Digital Yuan Vs Crypto Outlook in China

04/24/2021

China has been working towards developing and launching its own national digital currency for half a decade, and the Chinese digital yuan project — also known as the Digital Currency Electronic Payment, or DCEP — has years of history. How has the development of the digital yuan affected the entire crypto and blockchain industry in China? Will the Chinese CBDC stay centralized or gradually become decentralized over time?

Chinese Govt’s Crypto Interest So far…

2014: the People’s Bank of China (PBoC) had set up a research group “to study digital currencies and application scenarios.” The research team was conducting a digital currency study and reportedly considering issuing its own digital currency.

2016: the People’s Bank of China (PBoC) announced plans to develop a digital currency of its own and started to hire blockchain experts. The same year, China’s State Council included blockchain technology in its 13th Five-Year Plan.

2017: the People’s Bank of China (PBoC) launched the Digital Currency Research Institute, which focused on the development and research of digital currencies. According to China’s National Intellectual Property Administration (formally known as the State Intellectual Property Office), the institute filed more than 63 patent applications related to blockchain and crypto during its first year of existence alone.

2018: A report — released by the Chinese Institute of International Finance, operated under the People’s Bank of China (PBoC) — indicated that the central bank would institute a regulatory crackdown on all types of digital currencies.

2019: Wang Xin, director of the People’s Bank of China (PBoC) research bureau, stated that Facebook’s plan to launch its own stablecoin, Libra (now known as Diem), and had triggered China’s plans to launch a digital form of the Chinese yuan. Back then, some experts predicted that the Chinese government-backed digital currency aimed to be rolled out earlier than the official launch of Libra.

2020: Last year, China's National Digital Currency (DCEP Project) made significant progress; meanwhile, the details of the project remained undisclosed.

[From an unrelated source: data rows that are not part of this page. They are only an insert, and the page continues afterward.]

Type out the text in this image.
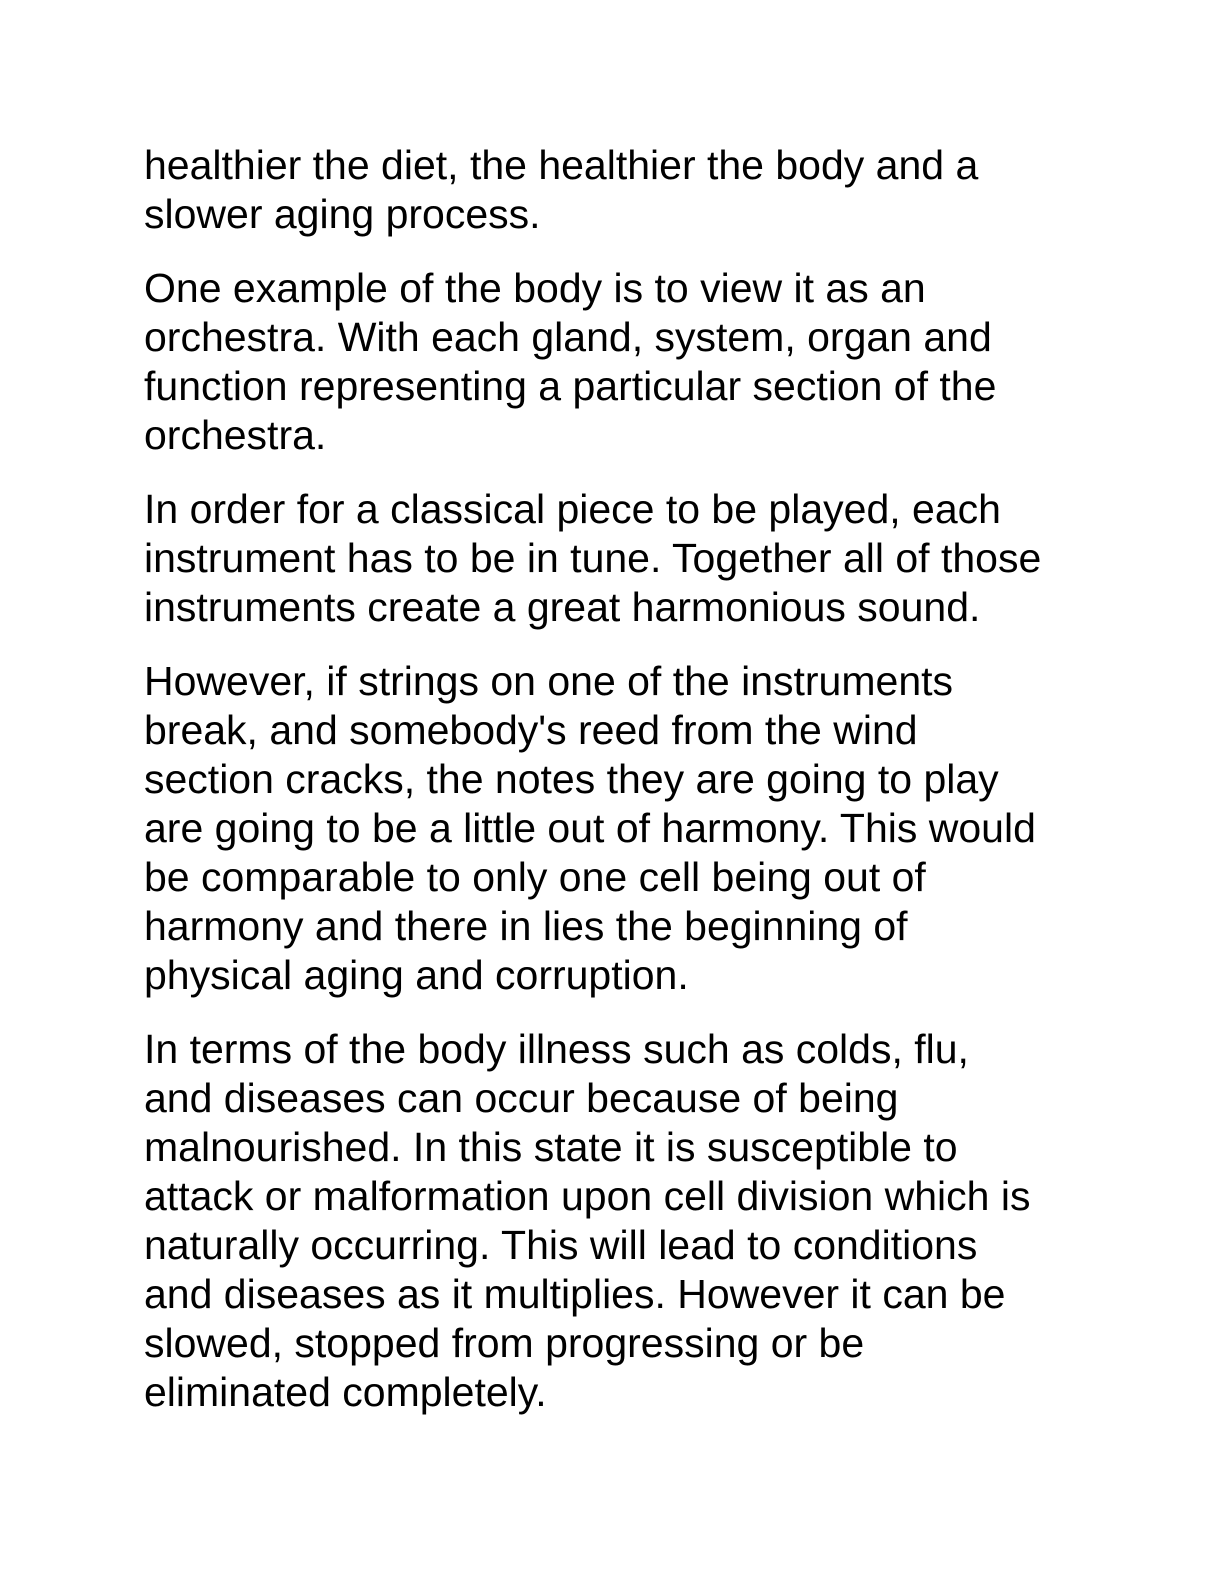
healthier the diet, the healthier the body and a
slower aging process.

One example of the body is to view it as an
orchestra. With each gland, system, organ and
function representing a particular section of the
orchestra.

In order for a classical piece to be played, each
instrument has to be in tune. Together all of those
instruments create a great harmonious sound.

However, if strings on one of the instruments
break, and somebody's reed from the wind
section cracks, the notes they are going to play
are going to be a little out of harmony. This would
be comparable to only one cell being out of
harmony and there in lies the beginning of
physical aging and corruption.

In terms of the body illness such as colds, flu,
and diseases can occur because of being
malnourished. In this state it is susceptible to
attack or malformation upon cell division which is
naturally occurring. This will lead to conditions
and diseases as it multiplies. However it can be
slowed, stopped from progressing or be
eliminated completely.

While the speculation of whether being the first in launching a Central Bank Digital Currency (CBDC) will be enough to win global reserve currency status remains open, China is clearly moving toward leading the charge into the digital economy.

2021: This year, China started testing infrastructure for the digital yuan prior to its official launch and the Chinese city of Shenzhen provided a chance for its citizens to participate in a lottery event that aimed to encourage the adoption of the country’s new central bank digital currency. Also this year, China completed the development of hardware wallets for the digital yuan project; the first one was produced by the Xiong’an branch of the Agricultural Bank of China in Hebei and the second by the Postal Savings Bank of China.

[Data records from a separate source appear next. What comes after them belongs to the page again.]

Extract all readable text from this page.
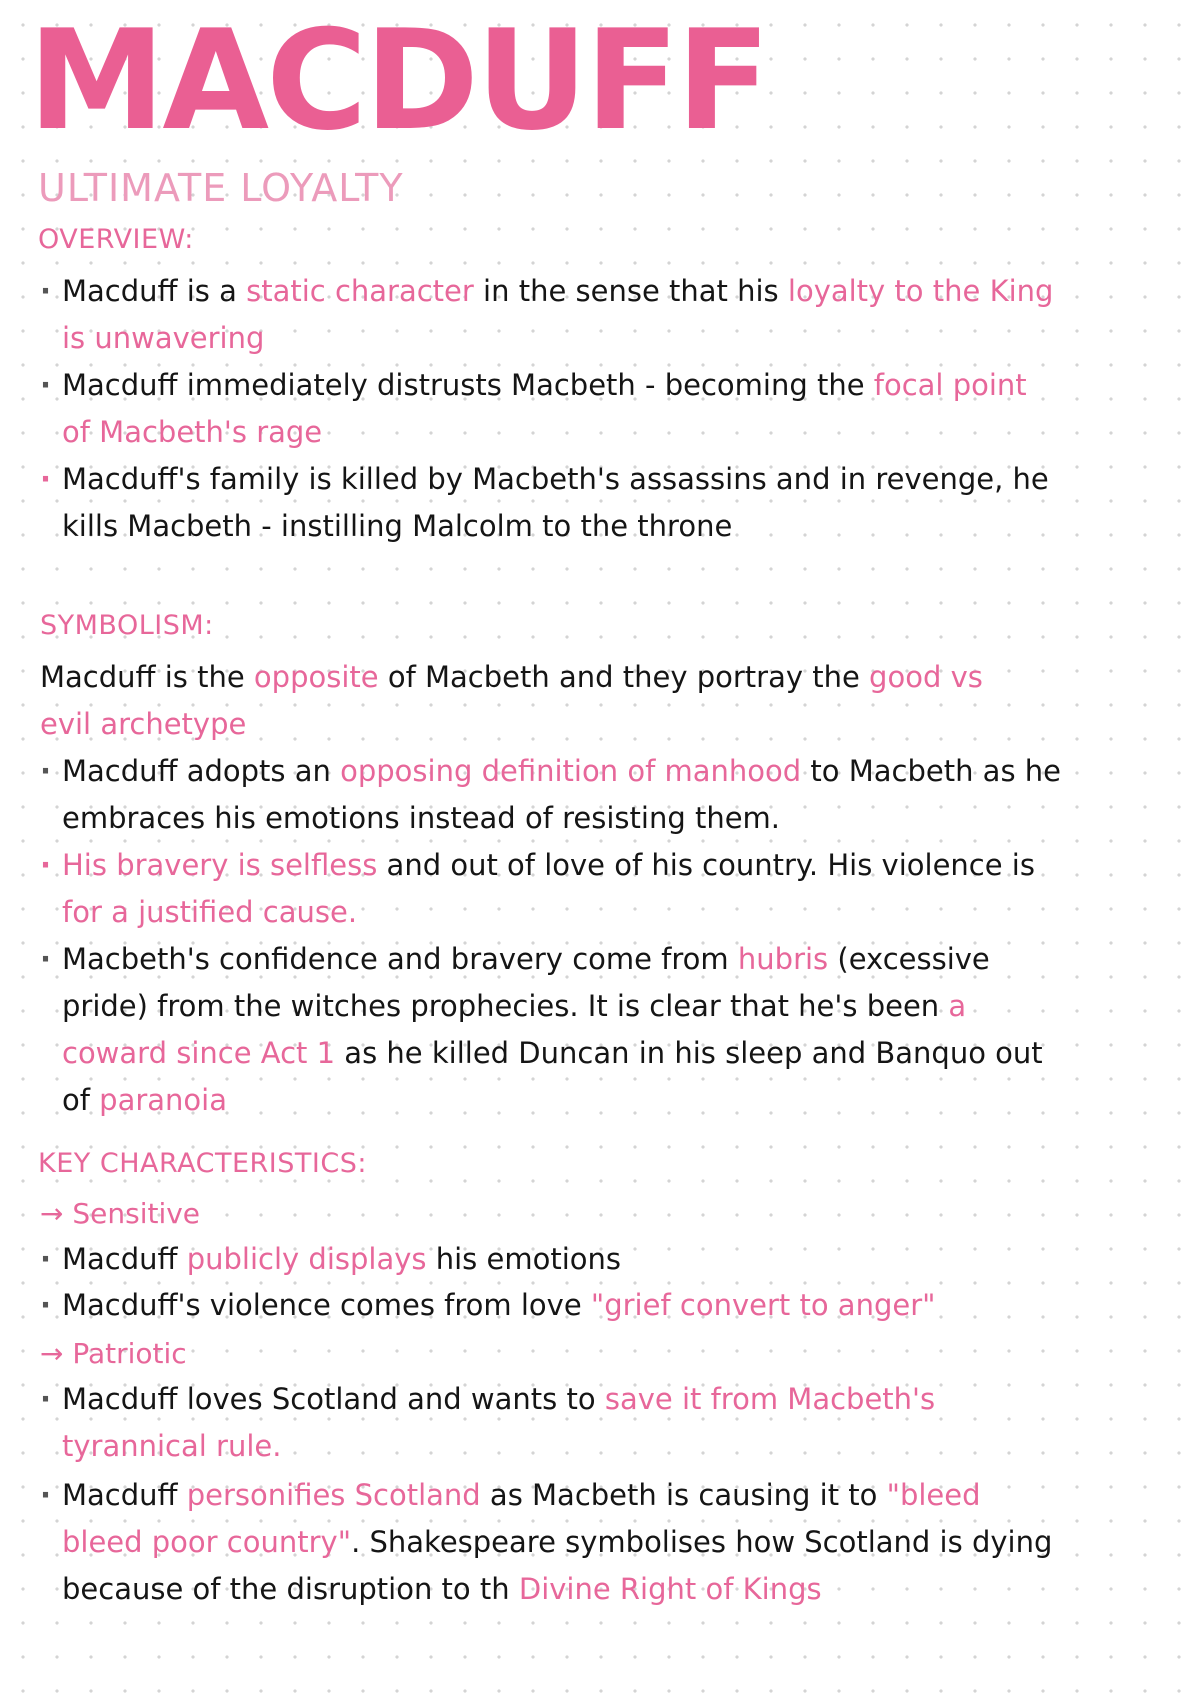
MACDUFF

ULTIMATE LOYALTY

OVERVIEW:

· Macduff is a static character in the sense that his loyalty to the King is unwavering

· Macduff immediately distrusts Macbeth - becoming the focal point of Macbeth's rage

· Macduff's family is killed by Macbeth's assassins and in revenge, he kills Macbeth - instilling Malcolm to the throne

SYMBOLISM:

Macduff is the opposite of Macbeth and they portray the good vs evil archetype

· Macduff adopts an opposing definition of manhood to Macbeth as he embraces his emotions instead of resisting them.

· His bravery is selfless and out of love of his country. His violence is for a justified cause.

· Macbeth's confidence and bravery come from hubris (excessive pride) from the witches prophecies. It is clear that he's been a coward since Act 1 as he killed Duncan in his sleep and Banquo out of paranoia

KEY CHARACTERISTICS:

→ Sensitive

· Macduff publicly displays his emotions

· Macduff's violence comes from love "grief convert to anger"

→ Patriotic

· Macduff loves Scotland and wants to save it from Macbeth's tyrannical rule.

· Macduff personifies Scotland as Macbeth is causing it to "bleed bleed poor country". Shakespeare symbolises how Scotland is dying because of the disruption to th Divine Right of Kings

And earlier in March, the Bank of Communications and China Construction Bank conducted digital yuan trials at two major department stores in Shanghai.

Digital Yuan vs. Cryptocurrency

A major concern among experts is that China’s Central Bank Digital Currency (CBDC) is unlikely to be a cryptocurrency. The People’s Bank of China (PBoC) will, of course, back the digital yuan, making it the opposite of decentralized. China’s new digital currency will most likely be a centralized digital currency rather than a true cryptocurrency.


Shao Fujun, chairman of China UnionPay and a former People’s Bank of China (PBoC) official, commented back in August 2019, China’s state-owned digital currency “will have lots of positive impacts, including tracking the money flow in economic activities and supporting making monetary policy.”

The question of whether the People’s Bank of China’s (PBoC) currency will be like decentralized blockchain-based cryptocurrencies or if it will give Beijing more control over its financial system is an important one. Nonetheless, the development of the digital yuan has undoubtedly influenced the development of the digital economy both within and outside of China.

Mu Changchun, deputy director of the Chinese central bank’s payments department, said back in 2019 that the forthcoming digital yuan would strike the balance between facilitating anonymous payments and preventing money laundering.

He repeated the statement earlier this month, saying that a completely anonymous CBDC “is not feasible” because a national digital currency must meet requirements related to Anti-Money Laundering, Counter-Terrorist Financing and anti-tax evasion.

Meanwhile, Chinese authorities are willing to ensure maximum user privacy for the country’s central bank digital currency, according to Mu’s recent statement.